If the user wants to explore further:
- Verify top picks on Namecheap via Playwright to confirm exact pricing (catches premium pricing the CLI check can't detect)
- Check if any taken .com domains are on auction (Namecheap Auctions tab)
- Verify the top pick isn't a trademarked term (search USPTO via web)
- Check social media handle availability (@username on X/Twitter)

## Important Notes

- **whois boilerplate causes false TAKEN results.** The .com registry whois response includes TERMS OF USE text containing "domain name registration", "Registrant", etc. A naive `grep -i "Domain Name:"` matches this boilerplate on EVERY query, reporting all domains as taken. The fix: always check the first 5 lines for "No match" FIRST, then only look for `Domain Name: EXACT.DOMAIN` (uppercased). This is the #1 lesson from real-world testing.
- **Three result categories:** AVAILABLE (buy at standard price), PREMIUM (whois says free but DNS/HTTP resolves, meaning registrar-held at inflated price), TAKEN (registered by someone).

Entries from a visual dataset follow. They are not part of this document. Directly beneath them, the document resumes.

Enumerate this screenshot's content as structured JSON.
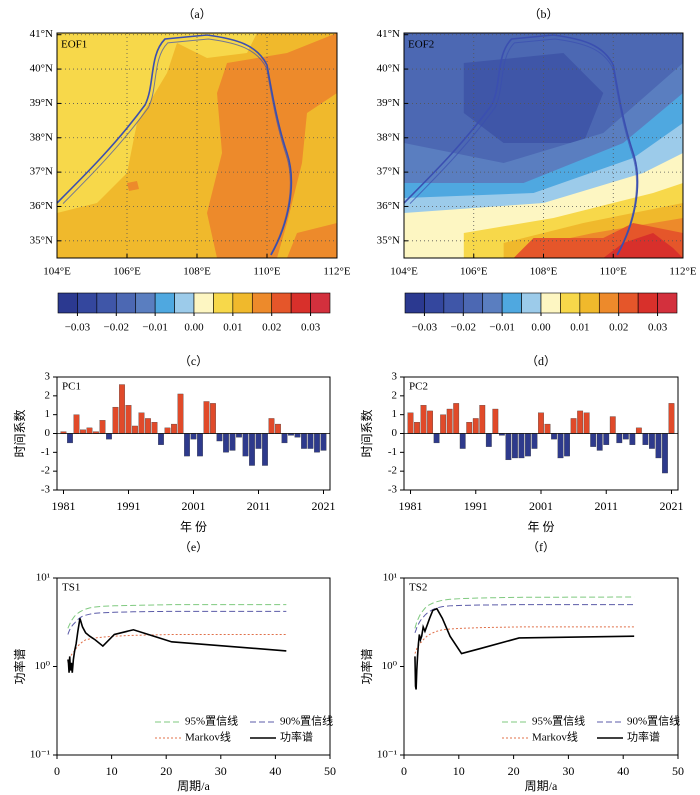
{
  "chart_data": [
    {
      "type": "map",
      "panel": "（a）",
      "label": "EOF1",
      "xlim": [
        104,
        112
      ],
      "ylim": [
        34.5,
        41.05
      ],
      "xticks": [
        {
          "value": 104,
          "label": "104°E"
        },
        {
          "value": 106,
          "label": "106°E"
        },
        {
          "value": 108,
          "label": "108°E"
        },
        {
          "value": 110,
          "label": "110°E"
        },
        {
          "value": 112,
          "label": "112°E"
        }
      ],
      "yticks": [
        {
          "value": 35,
          "label": "35°N"
        },
        {
          "value": 36,
          "label": "36°N"
        },
        {
          "value": 37,
          "label": "37°N"
        },
        {
          "value": 38,
          "label": "38°N"
        },
        {
          "value": 39,
          "label": "39°N"
        },
        {
          "value": 40,
          "label": "40°N"
        },
        {
          "value": 41,
          "label": "41°N"
        }
      ],
      "grid": true,
      "colorbar": {
        "colors": [
          "#2b3990",
          "#34479e",
          "#3f56a8",
          "#4c68b3",
          "#5a7ec0",
          "#4fa8e0",
          "#9ccbea",
          "#fdf6c2",
          "#f7d84a",
          "#f0b92c",
          "#ed8a2b",
          "#e5562a",
          "#d8302b",
          "#d3303d"
        ],
        "lim": [
          -0.035,
          0.035
        ],
        "ticks": [
          {
            "value": -0.03,
            "label": "−0.03"
          },
          {
            "value": -0.02,
            "label": "−0.02"
          },
          {
            "value": -0.01,
            "label": "−0.01"
          },
          {
            "value": 0,
            "label": "0.00"
          },
          0.01,
          0.02,
          0.03
        ]
      }
    },
    {
      "type": "map",
      "panel": "（b）",
      "label": "EOF2",
      "xlim": [
        104,
        112
      ],
      "ylim": [
        34.5,
        41.05
      ],
      "xticks": [
        {
          "value": 104,
          "label": "104°E"
        },
        {
          "value": 106,
          "label": "106°E"
        },
        {
          "value": 108,
          "label": "108°E"
        },
        {
          "value": 110,
          "label": "110°E"
        },
        {
          "value": 112,
          "label": "112°E"
        }
      ],
      "yticks": [
        {
          "value": 35,
          "label": "35°N"
        },
        {
          "value": 36,
          "label": "36°N"
        },
        {
          "value": 37,
          "label": "37°N"
        },
        {
          "value": 38,
          "label": "38°N"
        },
        {
          "value": 39,
          "label": "39°N"
        },
        {
          "value": 40,
          "label": "40°N"
        },
        {
          "value": 41,
          "label": "41°N"
        }
      ],
      "grid": true,
      "colorbar": {
        "colors": [
          "#2b3990",
          "#34479e",
          "#3f56a8",
          "#4c68b3",
          "#5a7ec0",
          "#4fa8e0",
          "#9ccbea",
          "#fdf6c2",
          "#f7d84a",
          "#f0b92c",
          "#ed8a2b",
          "#e5562a",
          "#d8302b",
          "#d3303d"
        ],
        "lim": [
          -0.035,
          0.035
        ],
        "ticks": [
          {
            "value": -0.03,
            "label": "−0.03"
          },
          {
            "value": -0.02,
            "label": "−0.02"
          },
          {
            "value": -0.01,
            "label": "−0.01"
          },
          {
            "value": 0,
            "label": "0.00"
          },
          0.01,
          0.02,
          0.03
        ]
      }
    },
    {
      "type": "bar",
      "panel": "（c）",
      "label": "PC1",
      "xlabel": "年 份",
      "ylabel": "时间系数",
      "x": [
        1981,
        1982,
        1983,
        1984,
        1985,
        1986,
        1987,
        1988,
        1989,
        1990,
        1991,
        1992,
        1993,
        1994,
        1995,
        1996,
        1997,
        1998,
        1999,
        2000,
        2001,
        2002,
        2003,
        2004,
        2005,
        2006,
        2007,
        2008,
        2009,
        2010,
        2011,
        2012,
        2013,
        2014,
        2015,
        2016,
        2017,
        2018,
        2019,
        2020,
        2021
      ],
      "values": [
        0.1,
        -0.5,
        1.0,
        0.2,
        0.3,
        0.1,
        0.7,
        -0.3,
        1.4,
        2.6,
        1.5,
        0.4,
        1.1,
        0.8,
        0.6,
        -0.6,
        0.3,
        0.5,
        2.1,
        -1.2,
        -0.3,
        -1.2,
        1.7,
        1.6,
        -0.4,
        -1.0,
        -0.9,
        -0.2,
        -1.2,
        -1.7,
        -0.8,
        -1.7,
        0.8,
        0.5,
        -0.5,
        -0.1,
        -0.2,
        -0.8,
        -0.8,
        -1.0,
        -0.9
      ],
      "pos_color": "#e04a2a",
      "neg_color": "#2e3a8c",
      "xlim": [
        1980,
        2022
      ],
      "ylim": [
        -3,
        3
      ],
      "xticks": [
        1981,
        1991,
        2001,
        2011,
        2021
      ],
      "yticks": [
        -3,
        -2,
        -1,
        0,
        1,
        2,
        3
      ]
    },
    {
      "type": "bar",
      "panel": "（d）",
      "label": "PC2",
      "xlabel": "年 份",
      "ylabel": "时间系数",
      "x": [
        1981,
        1982,
        1983,
        1984,
        1985,
        1986,
        1987,
        1988,
        1989,
        1990,
        1991,
        1992,
        1993,
        1994,
        1995,
        1996,
        1997,
        1998,
        1999,
        2000,
        2001,
        2002,
        2003,
        2004,
        2005,
        2006,
        2007,
        2008,
        2009,
        2010,
        2011,
        2012,
        2013,
        2014,
        2015,
        2016,
        2017,
        2018,
        2019,
        2020,
        2021
      ],
      "values": [
        1.1,
        0.6,
        1.5,
        1.2,
        -0.5,
        1.0,
        1.3,
        1.6,
        -0.8,
        0.6,
        0.8,
        1.5,
        -0.7,
        1.3,
        -0.1,
        -1.4,
        -1.3,
        -1.3,
        -1.2,
        -0.8,
        1.1,
        0.5,
        -0.3,
        -1.3,
        -1.2,
        0.8,
        1.2,
        1.1,
        -0.7,
        -0.9,
        -0.6,
        0.9,
        -0.5,
        -0.3,
        -0.6,
        0.3,
        -0.6,
        -0.8,
        -1.3,
        -2.1,
        1.6
      ],
      "pos_color": "#e04a2a",
      "neg_color": "#2e3a8c",
      "xlim": [
        1980,
        2022
      ],
      "ylim": [
        -3,
        3
      ],
      "xticks": [
        1981,
        1991,
        2001,
        2011,
        2021
      ],
      "yticks": [
        -3,
        -2,
        -1,
        0,
        1,
        2,
        3
      ]
    },
    {
      "type": "line",
      "panel": "（e）",
      "label": "TS1",
      "xlabel": "周期/a",
      "ylabel": "功率谱",
      "log_y": true,
      "legend": "lower right",
      "x": [
        2,
        2.1,
        2.21,
        2.33,
        2.47,
        2.63,
        2.8,
        3,
        3.23,
        3.5,
        3.82,
        4.2,
        4.67,
        5.25,
        6,
        7,
        8.4,
        10.5,
        14,
        21,
        42
      ],
      "series": [
        {
          "name": "95%置信线",
          "color": "#7fc97f",
          "style": "dashed",
          "values": [
            2.7,
            2.8,
            2.9,
            3.0,
            3.15,
            3.3,
            3.4,
            3.55,
            3.7,
            3.85,
            4.0,
            4.15,
            4.3,
            4.45,
            4.6,
            4.7,
            4.8,
            4.85,
            4.9,
            5.0,
            5.0
          ]
        },
        {
          "name": "90%置信线",
          "color": "#5b5ba8",
          "style": "dashed",
          "values": [
            2.3,
            2.4,
            2.5,
            2.6,
            2.7,
            2.8,
            2.9,
            3.0,
            3.1,
            3.25,
            3.4,
            3.55,
            3.7,
            3.8,
            3.9,
            4.0,
            4.05,
            4.1,
            4.15,
            4.2,
            4.2
          ]
        },
        {
          "name": "Markov线",
          "color": "#e0704a",
          "style": "dotted",
          "values": [
            1.1,
            1.15,
            1.2,
            1.25,
            1.3,
            1.35,
            1.4,
            1.45,
            1.5,
            1.6,
            1.7,
            1.8,
            1.9,
            2.0,
            2.05,
            2.1,
            2.15,
            2.2,
            2.25,
            2.3,
            2.3
          ]
        },
        {
          "name": "功率谱",
          "color": "#000000",
          "style": "solid",
          "values": [
            1.2,
            1.1,
            0.85,
            1.3,
            0.9,
            1.1,
            0.85,
            1.2,
            1.5,
            1.8,
            2.5,
            3.5,
            2.8,
            2.4,
            2.2,
            2.0,
            1.7,
            2.3,
            2.6,
            1.9,
            1.5
          ]
        }
      ],
      "xlim": [
        0,
        50
      ],
      "ylim": [
        0.1,
        10
      ],
      "xticks": [
        0,
        10,
        20,
        30,
        40,
        50
      ],
      "yticks": [
        {
          "value": 0.1,
          "label": "10⁻¹"
        },
        {
          "value": 1,
          "label": "10⁰"
        },
        {
          "value": 10,
          "label": "10¹"
        }
      ]
    },
    {
      "type": "line",
      "panel": "（f）",
      "label": "TS2",
      "xlabel": "周期/a",
      "ylabel": "功率谱",
      "log_y": true,
      "legend": "lower right",
      "x": [
        2,
        2.1,
        2.21,
        2.33,
        2.47,
        2.63,
        2.8,
        3,
        3.23,
        3.5,
        3.82,
        4.2,
        4.67,
        5.25,
        6,
        7,
        8.4,
        10.5,
        14,
        21,
        42
      ],
      "series": [
        {
          "name": "95%置信线",
          "color": "#7fc97f",
          "style": "dashed",
          "values": [
            2.7,
            2.85,
            3.0,
            3.2,
            3.35,
            3.5,
            3.7,
            3.9,
            4.1,
            4.3,
            4.55,
            4.8,
            5.0,
            5.2,
            5.4,
            5.6,
            5.75,
            5.85,
            5.95,
            6.05,
            6.1
          ]
        },
        {
          "name": "90%置信线",
          "color": "#5b5ba8",
          "style": "dashed",
          "values": [
            2.4,
            2.5,
            2.6,
            2.75,
            2.9,
            3.0,
            3.15,
            3.3,
            3.45,
            3.6,
            3.8,
            4.0,
            4.2,
            4.4,
            4.6,
            4.75,
            4.85,
            4.9,
            4.95,
            5.0,
            5.0
          ]
        },
        {
          "name": "Markov线",
          "color": "#e0704a",
          "style": "dotted",
          "values": [
            1.4,
            1.45,
            1.5,
            1.6,
            1.65,
            1.7,
            1.8,
            1.85,
            1.9,
            2.0,
            2.1,
            2.2,
            2.3,
            2.4,
            2.5,
            2.6,
            2.65,
            2.7,
            2.75,
            2.8,
            2.8
          ]
        },
        {
          "name": "功率谱",
          "color": "#000000",
          "style": "solid",
          "values": [
            1.3,
            0.6,
            0.55,
            0.9,
            1.3,
            1.8,
            2.3,
            2.0,
            2.2,
            2.8,
            2.5,
            2.9,
            3.5,
            4.3,
            4.5,
            3.5,
            2.2,
            1.4,
            1.6,
            2.1,
            2.2
          ]
        }
      ],
      "xlim": [
        0,
        50
      ],
      "ylim": [
        0.1,
        10
      ],
      "xticks": [
        0,
        10,
        20,
        30,
        40,
        50
      ],
      "yticks": [
        {
          "value": 0.1,
          "label": "10⁻¹"
        },
        {
          "value": 1,
          "label": "10⁰"
        },
        {
          "value": 10,
          "label": "10¹"
        }
      ]
    }
  ]
}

- .com has more availability than you'd expect once the whois parsing is correct. Many good keyword+suffix combos are genuinely available.
- The Google Ads account location resets to default (Canada) on each new search; always change it to US.
- Prefer domains under 15 characters for memorability.
- Avoid hyphens in domain names.
- For .ai TLD, whois is especially unreliable; verify on a registrar.
- Always verify the user's final pick on an actual registrar (Namecheap via Playwright) before confirming. Even the fixed script can miss edge cases like premium registry pricing that only shows on the registrar site.